Dokter di sana menemukan alkohol dalam urinnya, tapi tes lebih lanjut benar mengungkap tidak ada alkohol dalam darahnya. Hal itu membingungkan para dokter, dan meminta Tamama untuk menyelidiki. Ketika Tamama melakukan beberapa tes dasar, ia menemukan bahwa air seni wanita itu mengandung ragi. "Itu tidak biasa," katanya, seperti dikutip New Scientist baru-batu ini.
Karena diabetes yang tidak terkontrol, perempuan itu dianalisis memiliki banyak gula dalam urinnya. Tamama bertanya-tanya apakah ragi mungkin memfermentasi gula ini untuk menghasilkan alkohol.
Untuk mengetahuinya, ia memisahkan bagian urin yang berisi banyak ragi dan bagian-bagian dengan hampir tidak ada ragi di dalamnya. Dia juga menambahkan senyawa yang memblokir fermentasi ke beberapa batch, sebelum mendiamkannya di laboratorium semalaman.
"Bahkan sebelum inkubasi, kami memperhatikan bau alkohol dari spesimen," kata Tamama. "Keesokan harinya, bau itu meningkat."
Dalam urin dengan jumlah ragi yang tinggi, kadar alkohol ternyata telah meningkat dari 40 menjadi 800 miligram per desiliter. Menimbang bahwa tes yang digunakan oleh rumah sakit mendeteksi alkohol pada konsentrasi 20 mg/dL, Tamama menyimpulkan, "Itu adalah jumlah yang ekstrem."
Sampel urin dengan sedikit ragi, atau senyawa tambahan yang menghentikan fermentasi, tidak menunjukkan kenaikan yang sama dalam kandungan alkohol. "Para dokter terkejut dan terkejut," katanya.
Tapi tidak dengan si pasien karena merasa terbukti tak konsumsi alkohol. "Awalnya, dokter berpikir pasien tidak jujur mengungkapkan penggunaan alkohol. Dan masalah alkohol ini telah menghantuinya."
Kasus ini berbeda dengan laporan lain dari sindrom auto-brewery, di mana ragi dalam usus tampaknya menghasilkan alkohol yang diserap ke dalam aliran darah. Individu dengan sindrom ini memiliki kadar alkohol yang tinggi dalam darah mereka, dan dapat mengalami kelemahan mental bersama dengan gejala lainnya.
Tamama dan rekan-rekannya menyebut kondisi wanita itu sindrom auto-brewery urine.
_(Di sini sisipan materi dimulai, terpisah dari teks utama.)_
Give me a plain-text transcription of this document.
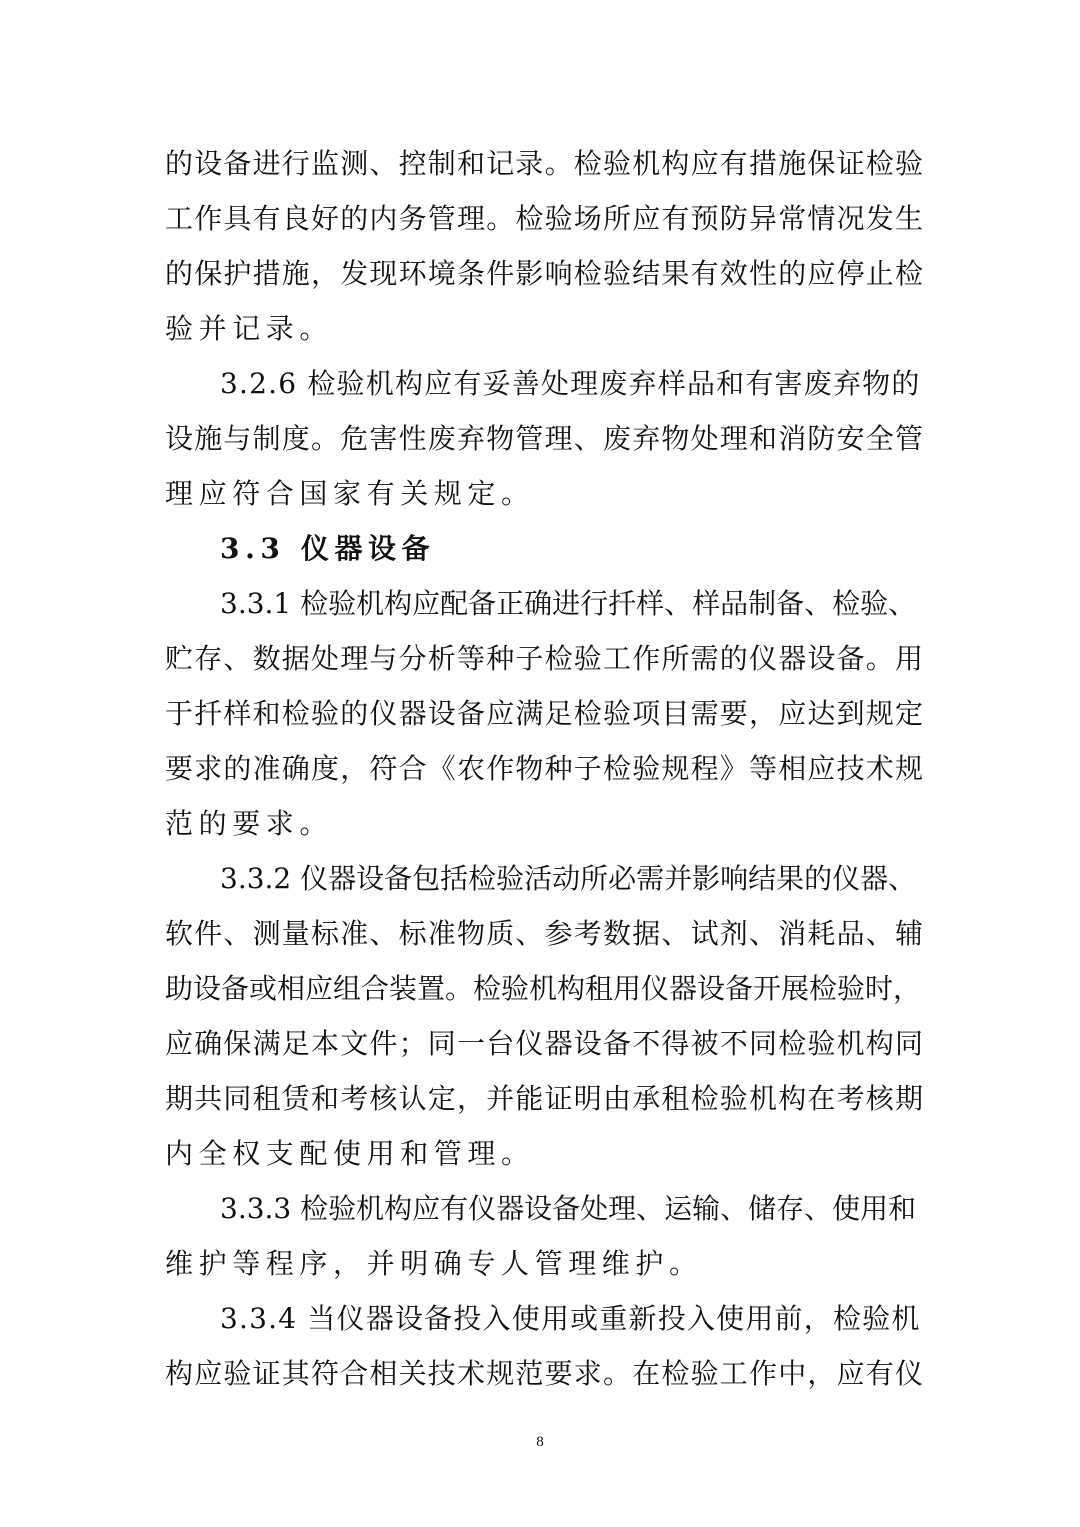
的设备进行监测、控制和记录。检验机构应有措施保证检验
工作具有良好的内务管理。检验场所应有预防异常情况发生
的保护措施，发现环境条件影响检验结果有效性的应停止检
验并记录。
3.2.6 检验机构应有妥善处理废弃样品和有害废弃物的
设施与制度。危害性废弃物管理、废弃物处理和消防安全管
理应符合国家有关规定。
3.3 仪器设备
3.3.1 检验机构应配备正确进行扦样、样品制备、检验、
贮存、数据处理与分析等种子检验工作所需的仪器设备。用
于扦样和检验的仪器设备应满足检验项目需要，应达到规定
要求的准确度，符合《农作物种子检验规程》等相应技术规
范的要求。
3.3.2 仪器设备包括检验活动所必需并影响结果的仪器、
软件、测量标准、标准物质、参考数据、试剂、消耗品、辅
助设备或相应组合装置。检验机构租用仪器设备开展检验时，
应确保满足本文件；同一台仪器设备不得被不同检验机构同
期共同租赁和考核认定，并能证明由承租检验机构在考核期
内全权支配使用和管理。
3.3.3 检验机构应有仪器设备处理、运输、储存、使用和
维护等程序，并明确专人管理维护。
3.3.4 当仪器设备投入使用或重新投入使用前，检验机
构应验证其符合相关技术规范要求。在检验工作中，应有仪
8
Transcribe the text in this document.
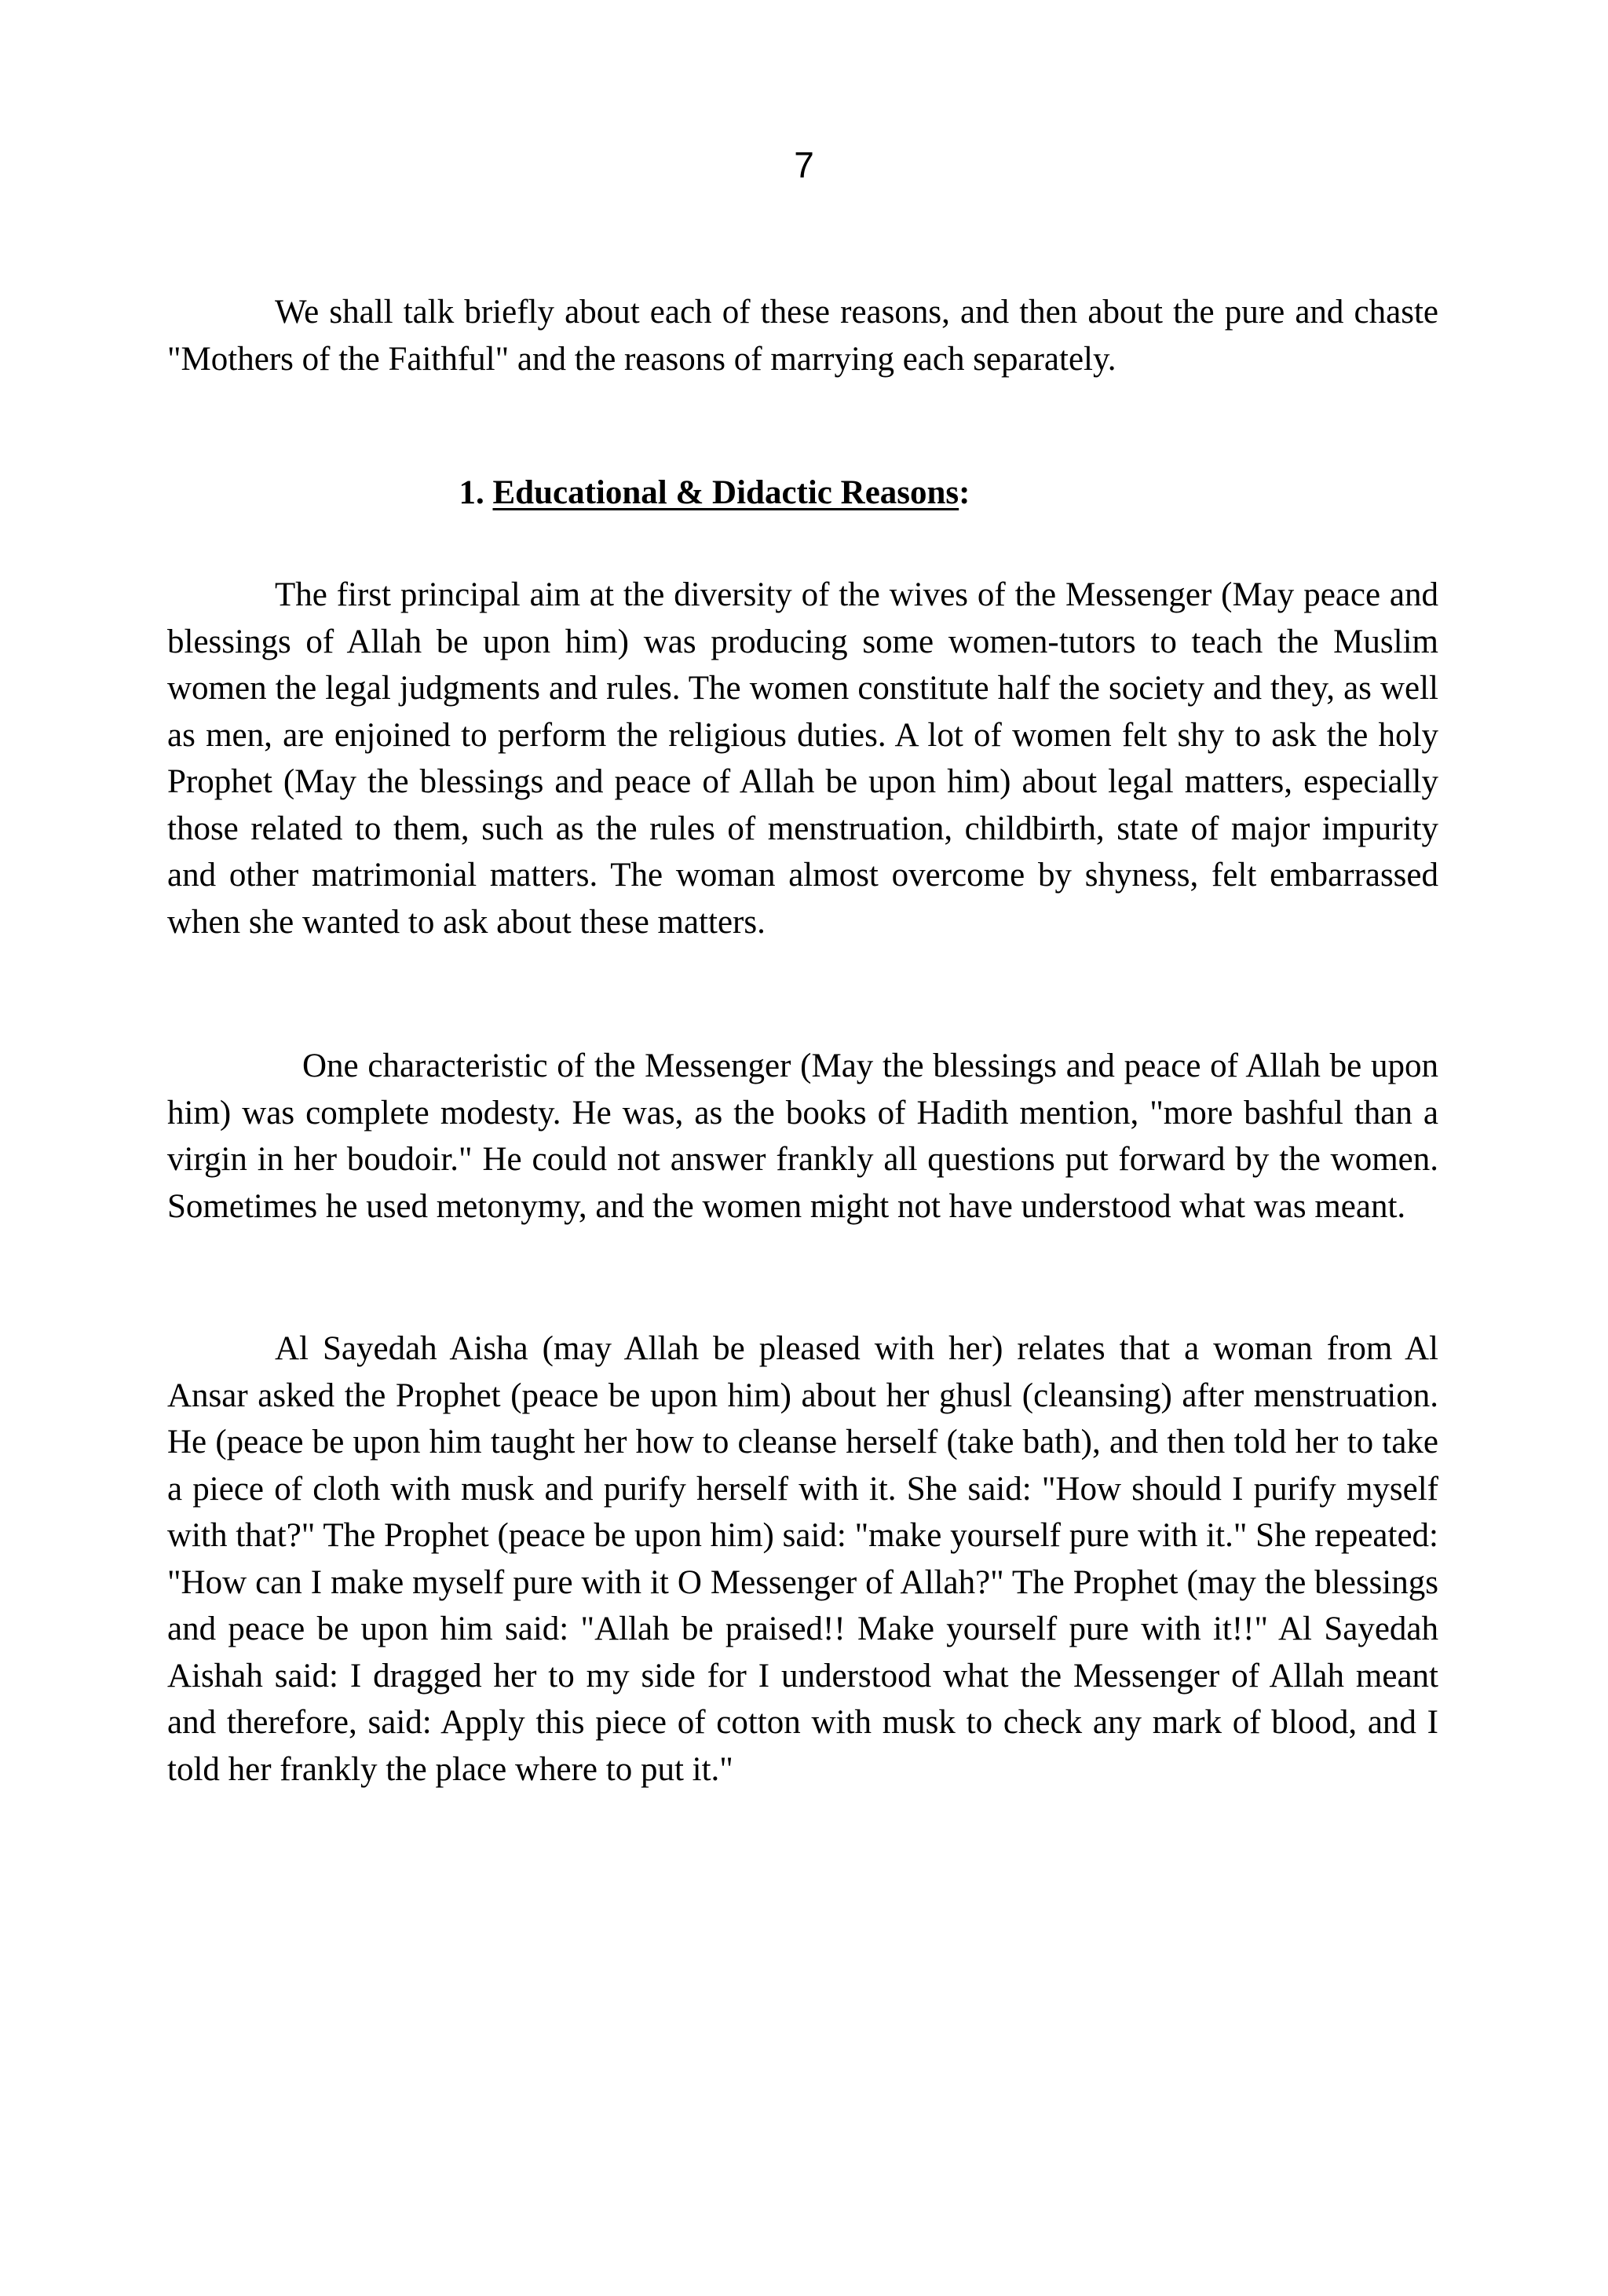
7

We shall talk briefly about each of these reasons, and then about the pure and chaste "Mothers of the Faithful" and the reasons of marrying each separately.

1. Educational & Didactic Reasons:

The first principal aim at the diversity of the wives of the Messenger (May peace and blessings of Allah be upon him) was producing some women-tutors to teach the Muslim women the legal judgments and rules. The women constitute half the society and they, as well as men, are enjoined to perform the religious duties. A lot of women felt shy to ask the holy Prophet (May the blessings and peace of Allah be upon him) about legal matters, especially those related to them, such as the rules of menstruation, childbirth, state of major impurity and other matrimonial matters. The woman almost overcome by shyness, felt embarrassed when she wanted to ask about these matters.

One characteristic of the Messenger (May the blessings and peace of Allah be upon him) was complete modesty. He was, as the books of Hadith mention, "more bashful than a virgin in her boudoir." He could not answer frankly all questions put forward by the women. Sometimes he used metonymy, and the women might not have understood what was meant.

Al Sayedah Aisha (may Allah be pleased with her) relates that a woman from Al Ansar asked the Prophet (peace be upon him) about her ghusl (cleansing) after menstruation. He (peace be upon him taught her how to cleanse herself (take bath), and then told her to take a piece of cloth with musk and purify herself with it. She said: "How should I purify myself with that?" The Prophet (peace be upon him) said: "make yourself pure with it." She repeated: "How can I make myself pure with it O Messenger of Allah?" The Prophet (may the blessings and peace be upon him said: "Allah be praised!! Make yourself pure with it!!" Al Sayedah Aishah said: I dragged her to my side for I understood what the Messenger of Allah meant and therefore, said: Apply this piece of cotton with musk to check any mark of blood, and I told her frankly the place where to put it."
Karena alkohol tidak ada dalam darahnya, dia tidak merasakan efeknya. Upaya untuk mengobati kondisinya dengan obat antijamur gagal bekerja, tapi kata Tamama, itu mungkin tidak terlalu penting karena tidak memngaruhi kesehatannya.
"Sangat menarik bahwa itu bisa terjadi di kandung kemih juga," kata Fahad Malik di Universitas Alabama di Birmingham. Setelah dia menerbitkan laporan tentang kondisi tersebut, dia menerima antara 40 dan 50 email per hari dari orang-orang yang berpikir mereka mungkin juga memiliki urine yang sama.
"Awalnya saya pikir itu adalah kondisi yang sangat langka," kata Malik. "Tapi semakin saya menjangkau orang, semakin saya menyadari bahwa banyak orang mungkin memilikinya dan tidak terdiagnosis."